Alla base di questa distorsione violenta delle norme basi della nostra libertà economica ci sono vari motivi. Vuoi che l’Italia, e Firenze, non è ancora avezza a vivere senza che il Leviatano ci dica quello che è buono o cattivo, vuoi che il potere si esercita e si rinnova meglio quando si ricattano i soggetti investitori col potere di veto (che magari dopo un po’ un giudice dice che è stata fatta una porcata, ma nel frattempo l’investitore si è sfiancato e se n’è andato). Una visione arcaica, distorta, violenta e distruttiva dell’esercizio del potere pubblico. Che, invece, dovrebbe solo essere quello di creare e favorire le condizioni per l’esercizio di questa libertà economica. Certo, che se nel centro della città non ci sono più residenti, ma solo abitanti temporanei/turisti, è logico che uno che affitta un appartamento lo fa solo provvisoriamente (Airbnb, et similia, che vengono non a caso favoriti dall’amministrazione) e che, di conseguenza, gli esercizi commerciali sono quelli alla bisogna di queste presenze. E se gli spazi che abbondano in città (servitù militari tra gli altri) si pensa di destinarli ad attività in armonia con le presenze temporanee, non si farà altro che continuare ad alimentare questa situazione che chiameremo, come immagine, dei “cento paninai e dei cento negozi per abbigliamento che ti ci vuole uno stipendio per comprarlo”.

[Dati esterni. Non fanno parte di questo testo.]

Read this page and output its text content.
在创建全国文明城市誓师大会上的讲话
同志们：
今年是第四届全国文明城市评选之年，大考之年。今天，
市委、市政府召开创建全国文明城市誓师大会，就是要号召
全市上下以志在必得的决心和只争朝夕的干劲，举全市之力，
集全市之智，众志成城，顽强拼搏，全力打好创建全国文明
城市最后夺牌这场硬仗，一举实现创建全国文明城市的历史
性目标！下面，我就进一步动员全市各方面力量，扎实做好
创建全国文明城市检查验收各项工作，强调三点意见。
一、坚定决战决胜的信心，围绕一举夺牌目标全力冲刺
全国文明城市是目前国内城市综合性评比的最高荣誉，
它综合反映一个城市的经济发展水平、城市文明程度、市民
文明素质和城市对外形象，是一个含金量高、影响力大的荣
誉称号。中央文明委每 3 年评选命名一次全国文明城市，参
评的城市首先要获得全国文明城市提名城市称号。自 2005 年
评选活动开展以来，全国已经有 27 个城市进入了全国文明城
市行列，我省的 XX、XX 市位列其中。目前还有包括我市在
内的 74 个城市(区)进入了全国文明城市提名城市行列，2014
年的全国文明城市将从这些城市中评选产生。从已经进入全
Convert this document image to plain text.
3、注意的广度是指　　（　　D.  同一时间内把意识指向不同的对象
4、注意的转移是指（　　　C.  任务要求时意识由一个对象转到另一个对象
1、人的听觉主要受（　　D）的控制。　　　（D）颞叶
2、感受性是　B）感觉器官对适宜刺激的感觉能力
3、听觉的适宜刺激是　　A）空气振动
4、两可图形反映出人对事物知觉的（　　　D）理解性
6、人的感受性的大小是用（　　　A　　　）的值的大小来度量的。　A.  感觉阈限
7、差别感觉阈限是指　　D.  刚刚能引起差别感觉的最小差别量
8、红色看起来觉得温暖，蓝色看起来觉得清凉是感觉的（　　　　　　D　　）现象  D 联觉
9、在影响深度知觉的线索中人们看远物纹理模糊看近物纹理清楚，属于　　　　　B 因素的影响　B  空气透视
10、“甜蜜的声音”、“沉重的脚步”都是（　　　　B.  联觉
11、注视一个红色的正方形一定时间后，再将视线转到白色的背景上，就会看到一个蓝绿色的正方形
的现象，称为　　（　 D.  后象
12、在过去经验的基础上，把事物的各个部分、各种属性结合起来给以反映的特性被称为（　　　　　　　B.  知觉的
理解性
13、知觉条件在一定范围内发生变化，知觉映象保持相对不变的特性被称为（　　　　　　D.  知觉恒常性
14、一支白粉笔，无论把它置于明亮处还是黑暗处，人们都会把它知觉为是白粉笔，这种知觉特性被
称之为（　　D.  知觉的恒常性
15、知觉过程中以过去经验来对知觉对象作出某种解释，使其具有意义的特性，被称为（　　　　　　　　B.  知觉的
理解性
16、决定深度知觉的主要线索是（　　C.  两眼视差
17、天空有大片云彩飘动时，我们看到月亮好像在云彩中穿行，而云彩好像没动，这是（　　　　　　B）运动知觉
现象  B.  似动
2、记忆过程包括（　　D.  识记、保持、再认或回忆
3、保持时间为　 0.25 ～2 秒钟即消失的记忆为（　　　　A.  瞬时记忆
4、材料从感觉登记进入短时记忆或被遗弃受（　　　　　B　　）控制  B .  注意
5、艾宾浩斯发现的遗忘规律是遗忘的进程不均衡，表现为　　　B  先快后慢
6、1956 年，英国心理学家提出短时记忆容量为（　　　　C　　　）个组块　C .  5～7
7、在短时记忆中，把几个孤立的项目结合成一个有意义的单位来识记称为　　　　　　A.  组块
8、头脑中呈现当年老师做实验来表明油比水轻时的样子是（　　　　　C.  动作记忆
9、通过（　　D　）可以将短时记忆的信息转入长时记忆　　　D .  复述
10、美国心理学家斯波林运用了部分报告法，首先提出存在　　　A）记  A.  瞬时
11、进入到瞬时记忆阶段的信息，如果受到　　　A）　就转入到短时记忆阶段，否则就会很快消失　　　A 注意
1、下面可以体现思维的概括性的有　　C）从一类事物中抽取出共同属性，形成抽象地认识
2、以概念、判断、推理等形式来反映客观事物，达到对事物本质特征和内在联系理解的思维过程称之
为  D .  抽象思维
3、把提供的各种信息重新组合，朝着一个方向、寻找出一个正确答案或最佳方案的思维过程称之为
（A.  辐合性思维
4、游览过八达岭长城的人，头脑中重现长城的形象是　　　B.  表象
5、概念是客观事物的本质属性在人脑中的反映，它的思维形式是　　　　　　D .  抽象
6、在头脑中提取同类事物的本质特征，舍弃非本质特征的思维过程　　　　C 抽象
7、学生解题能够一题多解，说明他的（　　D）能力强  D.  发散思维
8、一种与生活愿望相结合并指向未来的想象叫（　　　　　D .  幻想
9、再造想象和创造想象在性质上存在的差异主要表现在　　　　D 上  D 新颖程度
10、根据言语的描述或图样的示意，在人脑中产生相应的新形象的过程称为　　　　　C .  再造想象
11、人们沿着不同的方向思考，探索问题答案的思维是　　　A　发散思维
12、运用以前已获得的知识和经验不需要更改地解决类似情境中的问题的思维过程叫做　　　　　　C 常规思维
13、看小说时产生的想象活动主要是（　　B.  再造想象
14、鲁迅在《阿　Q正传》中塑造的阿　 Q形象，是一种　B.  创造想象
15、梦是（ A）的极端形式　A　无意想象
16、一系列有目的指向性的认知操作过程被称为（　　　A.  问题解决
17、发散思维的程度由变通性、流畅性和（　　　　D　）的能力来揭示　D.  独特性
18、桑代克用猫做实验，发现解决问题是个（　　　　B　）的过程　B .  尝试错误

Infilatasi in questo “cul de sac”, amministrazione cittadina e corporazioni, quindi, non trovano meglio che parlarsi addosso. Ed ipotizzare, su numeri che sembra non abbiano interesse a rendere chiari per tutti (altrimenti il gioco di potere finisce…), tutto ciò che privilegi l’esistente, ammazzi la creatività economica dei piccoli investitori, e favorisca consolidamento e nuovi arrivi di grandi capitali. Che – pur se il denaro si dice che non abbia odore – a noi ci fanno rabbrividire per il fatto che rappresentano profitti per Paesi dove le libertà e i diritti individuali sono inesistenti. Sembra che la lezione del petrolio non sia servita: per decenni ci siamo asserviti a produttori di questo combustibile che coi ricavi consolidavano e consolidano i loro poteri dittatoriali, e che se ne sono ampiamente sbattuti dei vari equilibri ambientali…. ed oggi per le strade si ricorda che non abbiamo un Pianeta B… oggi diamo spazio ai capitali di questi dittatori per l’economia delle nostre città… chissà se i nipoti dei nostri nipoti avranno poi strade in cui urlarci addosso che siamo stati degli imbecilli in materia.